Louisiana doctor pleads guilty to operating a ‘pill mill’

A Louisiana doctor pleaded guilty yesterday to operating a "pill mill," threatening to kill law enforcement agents and committing healthcare fraud.

Shannon Christopher Ceasar, 44, a physician and former co-owner and operator of Gulf South Physician’s Group in Metairie, entered a guilty plea to those charges, according to the U.S. Attorney’s Office for the Eastern District of Louisiana.

Ceasar, who was arrested last July, pleaded guilty to conspiracy to distribute and dispense oxycodone and prescribing controlled substances to drug seekers and abusers in exchange for money and sex, prosecutors said. He also pleaded guilty to making repeated threats to assault or murder federal Drug Enforcement Administration officers when he suspected he was under investigation.

Prosecutors said Ceasar’s fraudulent prescriptions cost Medicare, Medicaid and Blue Cross Blue Shield of Louisiana about $150,000, resulting in the healthcare fraud charge.

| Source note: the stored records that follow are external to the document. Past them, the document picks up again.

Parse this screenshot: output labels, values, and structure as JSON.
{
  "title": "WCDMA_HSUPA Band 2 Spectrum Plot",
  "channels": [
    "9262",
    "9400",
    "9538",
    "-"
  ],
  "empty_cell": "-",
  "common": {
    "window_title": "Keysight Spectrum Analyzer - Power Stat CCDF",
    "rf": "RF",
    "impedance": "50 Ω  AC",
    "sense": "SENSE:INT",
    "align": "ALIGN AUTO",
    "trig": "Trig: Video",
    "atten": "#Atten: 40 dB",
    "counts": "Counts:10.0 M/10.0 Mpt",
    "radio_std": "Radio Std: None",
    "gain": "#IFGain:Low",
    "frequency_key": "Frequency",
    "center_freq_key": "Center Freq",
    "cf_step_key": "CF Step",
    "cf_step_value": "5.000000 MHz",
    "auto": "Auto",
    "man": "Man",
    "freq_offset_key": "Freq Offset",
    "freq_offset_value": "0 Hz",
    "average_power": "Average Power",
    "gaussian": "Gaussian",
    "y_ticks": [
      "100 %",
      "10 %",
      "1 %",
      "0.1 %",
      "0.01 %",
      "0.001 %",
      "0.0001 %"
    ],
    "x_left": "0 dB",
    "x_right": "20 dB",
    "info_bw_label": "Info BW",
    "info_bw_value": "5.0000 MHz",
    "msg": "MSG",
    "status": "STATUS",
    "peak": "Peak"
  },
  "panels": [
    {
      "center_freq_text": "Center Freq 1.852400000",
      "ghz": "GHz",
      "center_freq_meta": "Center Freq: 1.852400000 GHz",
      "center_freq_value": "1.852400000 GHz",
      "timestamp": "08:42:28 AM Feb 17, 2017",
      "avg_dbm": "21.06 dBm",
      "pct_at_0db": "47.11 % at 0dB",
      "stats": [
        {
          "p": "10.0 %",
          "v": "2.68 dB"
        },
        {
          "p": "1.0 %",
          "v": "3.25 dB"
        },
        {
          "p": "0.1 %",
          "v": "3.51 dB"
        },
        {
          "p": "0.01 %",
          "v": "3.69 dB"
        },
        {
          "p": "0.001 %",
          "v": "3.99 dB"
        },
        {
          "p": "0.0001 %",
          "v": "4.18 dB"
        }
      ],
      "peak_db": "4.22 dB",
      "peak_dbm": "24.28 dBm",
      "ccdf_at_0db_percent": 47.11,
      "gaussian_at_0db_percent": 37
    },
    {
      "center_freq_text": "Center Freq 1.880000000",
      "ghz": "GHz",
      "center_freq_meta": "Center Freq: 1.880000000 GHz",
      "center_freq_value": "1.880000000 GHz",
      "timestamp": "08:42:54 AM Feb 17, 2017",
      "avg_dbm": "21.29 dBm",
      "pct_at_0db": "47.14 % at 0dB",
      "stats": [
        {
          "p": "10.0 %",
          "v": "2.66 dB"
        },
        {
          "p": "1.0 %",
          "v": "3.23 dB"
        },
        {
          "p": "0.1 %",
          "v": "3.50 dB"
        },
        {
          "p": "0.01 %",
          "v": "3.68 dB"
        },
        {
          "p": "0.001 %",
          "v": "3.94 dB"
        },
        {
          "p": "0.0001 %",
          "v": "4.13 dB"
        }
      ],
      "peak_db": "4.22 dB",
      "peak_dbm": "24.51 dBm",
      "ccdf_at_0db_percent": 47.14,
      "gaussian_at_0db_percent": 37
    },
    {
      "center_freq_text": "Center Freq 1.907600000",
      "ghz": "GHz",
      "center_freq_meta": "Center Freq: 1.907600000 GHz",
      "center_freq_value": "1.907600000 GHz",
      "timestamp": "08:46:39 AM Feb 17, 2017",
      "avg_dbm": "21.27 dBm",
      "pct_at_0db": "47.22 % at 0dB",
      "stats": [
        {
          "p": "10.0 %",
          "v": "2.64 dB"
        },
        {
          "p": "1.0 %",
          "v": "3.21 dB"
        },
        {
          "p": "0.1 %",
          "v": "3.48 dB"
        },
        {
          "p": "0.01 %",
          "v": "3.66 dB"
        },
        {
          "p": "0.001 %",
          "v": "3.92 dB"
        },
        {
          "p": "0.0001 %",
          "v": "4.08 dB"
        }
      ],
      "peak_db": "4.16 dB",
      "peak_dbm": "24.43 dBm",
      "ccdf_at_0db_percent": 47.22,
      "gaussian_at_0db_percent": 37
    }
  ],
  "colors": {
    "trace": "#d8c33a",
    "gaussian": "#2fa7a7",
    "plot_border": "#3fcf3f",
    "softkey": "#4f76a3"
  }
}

He now faces up to 30 years in prison and a fine of more than $1 million. He is scheduled to be sentenced July 26.

"Rather than doing no harm as a physician, Shannon Ceasar illegally dispensed oxycodone into a community struggling with an epidemic of opioid addiction,” then U.S. Attorney Kenneth Polite said in a statement last July, according to a Times-Picayune report. Drug overdoses have continued to rise as the leading cause of injury death in the U.S.